AICROS is uniquely positioned as a worldwide partner in clinical research, with each member committing to a joint quality standard, undergoing regular trainings and members exchanging continuously on experiences with local regulators and how to improve speed of trial execution. Our consortium is built on the principles of collaboration and resource-sharing, enabling smaller and mid-sized CROs to compete with larger global players. Through our collective expertise and international partnerships, AICROS helps members streamline clinical research processes, mitigate risks, and accelerate development timelines, all while maintaining the highest standards of quality and compliance.

Asymchem Clinical: A New Strategic Partner

Asymchem Clinical has earned a stellar reputation for its innovative and comprehensive clinical research solutions, which span early-phase trials to post-market surveillance. With a focus on biopharmaceutical companies, Asymchem Clinical excels in developing unique clinical development strategies, managing complex trials, and integrating cutting-edge technologies, all while navigating diverse regulatory environments across the globe.

As an AICROS associate member, Asymchem Clinical will significantly enhance our consortium’s capabilities. Their extensive expertise in China and the broader Asia-Pacific region will bring invaluable localized knowledge to our global network. This collaboration will also allow Asymchem Clinical to leverage AICROS’s international reach, accessing new geographic regions and niche markets previously out of reach.

The partnership between AICROS and Asymchem Clinical offers immense benefits to the biopharmaceutical and medical device industries. By combining Asymchem Clinical’s deep expertise in China with the specialized knowledge of other AICROS members, we will further extend our global reach, offering our clients the highest quality in clinical trial solutions. This collaboration is particularly beneficial for smaller biotech firms aiming to conduct trials across multiple regions while ensuring data quality and regulatory compliance.

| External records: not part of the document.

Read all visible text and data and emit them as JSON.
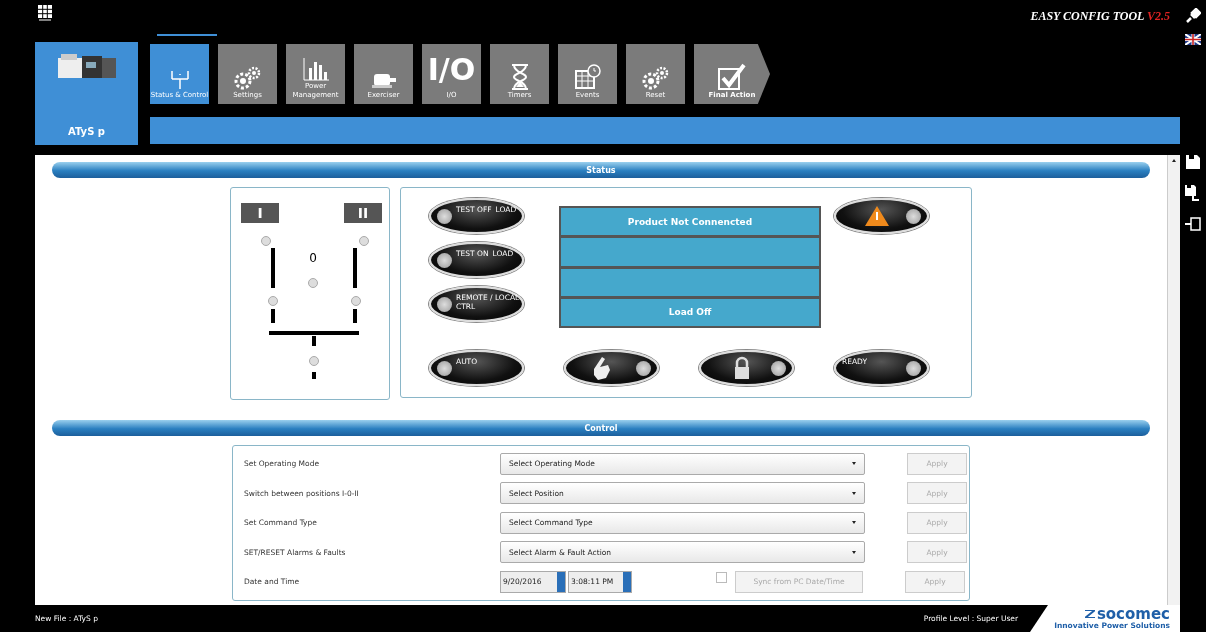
{
  "app": {
    "title": "EASY CONFIG TOOL",
    "version": "V2.5"
  },
  "product": {
    "name": "ATyS p"
  },
  "tabs": [
    {
      "label": "Status & Control",
      "kind": "status",
      "selected": true
    },
    {
      "label": "Settings",
      "kind": "gears",
      "selected": false
    },
    {
      "label": "Power Management",
      "kind": "chart",
      "selected": false
    },
    {
      "label": "Exerciser",
      "kind": "motor",
      "selected": false
    },
    {
      "label": "I/O",
      "kind": "text",
      "icon_text": "I/O",
      "selected": false
    },
    {
      "label": "Timers",
      "kind": "hourglass",
      "selected": false
    },
    {
      "label": "Events",
      "kind": "calendar",
      "selected": false
    },
    {
      "label": "Reset",
      "kind": "gears",
      "selected": false
    },
    {
      "label": "Final Action",
      "kind": "check",
      "selected": false
    }
  ],
  "status": {
    "title": "Status",
    "diagram": {
      "source_1": "I",
      "source_2": "II",
      "zero": "0"
    },
    "side_buttons": [
      {
        "kind": "text",
        "labels": [
          "TEST OFF",
          "LOAD"
        ]
      },
      {
        "kind": "text",
        "labels": [
          "TEST ON",
          "LOAD"
        ]
      },
      {
        "kind": "text",
        "labels": [
          "REMOTE / LOCAL CTRL"
        ]
      }
    ],
    "warning_button": {
      "kind": "warning"
    },
    "bottom_buttons": [
      {
        "kind": "text",
        "labels": [
          "AUTO"
        ]
      },
      {
        "kind": "hand"
      },
      {
        "kind": "lock"
      },
      {
        "kind": "text_right",
        "labels": [
          "READY"
        ]
      }
    ],
    "display_lines": [
      {
        "kind": "text",
        "text": "Product Not Connencted"
      },
      {
        "kind": "blank"
      },
      {
        "kind": "blank"
      },
      {
        "kind": "text",
        "text": "Load Off"
      }
    ]
  },
  "control": {
    "title": "Control",
    "rows": [
      {
        "kind": "select",
        "label": "Set Operating Mode",
        "placeholder": "Select Operating Mode",
        "apply": "Apply",
        "apply_disabled": true
      },
      {
        "kind": "select",
        "label": "Switch between positions I-0-II",
        "placeholder": "Select Position",
        "apply": "Apply",
        "apply_disabled": true
      },
      {
        "kind": "select",
        "label": "Set Command Type",
        "placeholder": "Select Command Type",
        "apply": "Apply",
        "apply_disabled": true
      },
      {
        "kind": "select",
        "label": "SET/RESET Alarms & Faults",
        "placeholder": "Select Alarm & Fault Action",
        "apply": "Apply",
        "apply_disabled": true
      },
      {
        "kind": "datetime",
        "label": "Date and Time",
        "date": "9/20/2016",
        "time": "3:08:11 PM",
        "sync_checked": false,
        "sync": "Sync from PC Date/Time",
        "sync_disabled": true,
        "apply": "Apply",
        "apply_disabled": true
      }
    ]
  },
  "footer": {
    "file": "New File : ATyS p",
    "profile": "Profile Level : Super User",
    "brand": "socomec",
    "tagline": "Innovative Power Solutions"
  }
}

Furthermore, Asymchem Clinical’s proven track record in handling complex regulatory requirements will be a key asset to AICROS as we continue our commitment to excellence in clinical trials. Given the growth in clinical trials conducted in Asia, and China in particular, as well as the desire to cover diverse patient populations, Asymchem will provide access to a large population that can add significant value to many clinical trials.

Driving Innovation and Growth Together

Asymchem Clinical’s inclusion in AICROS underscores our shared commitment to advancing global development of medicines and medical products. This partnership not only strengthens our ability to deliver high-quality clinical trial services but also reflects our dedication to fostering innovation in the industry. By collaborating closely with Asymchem Clinical, AICROS will continue to drive forward the development of life-saving therapies, ensuring more efficient pathways to market.

The Future of Clinical Trials

The collaboration between AICROS and Asymchem Clinical marks a significant milestone in the evolution of the clinical trial industry. By pooling our collective resources, knowledge, and expertise, we are better equipped to accelerate the development of new drugs and therapies for patients worldwide. In an era of precision medicine and advanced therapeutics, partnerships like this are essential for meeting the growing demands of a complex healthcare landscape.

AICROS is proud to welcome Asymchem Clinical to our consortium, and we look forward to the innovative contributions they will bring. Together, we are poised to lead the industry toward more efficient, effective, and patient-centered clinical trials.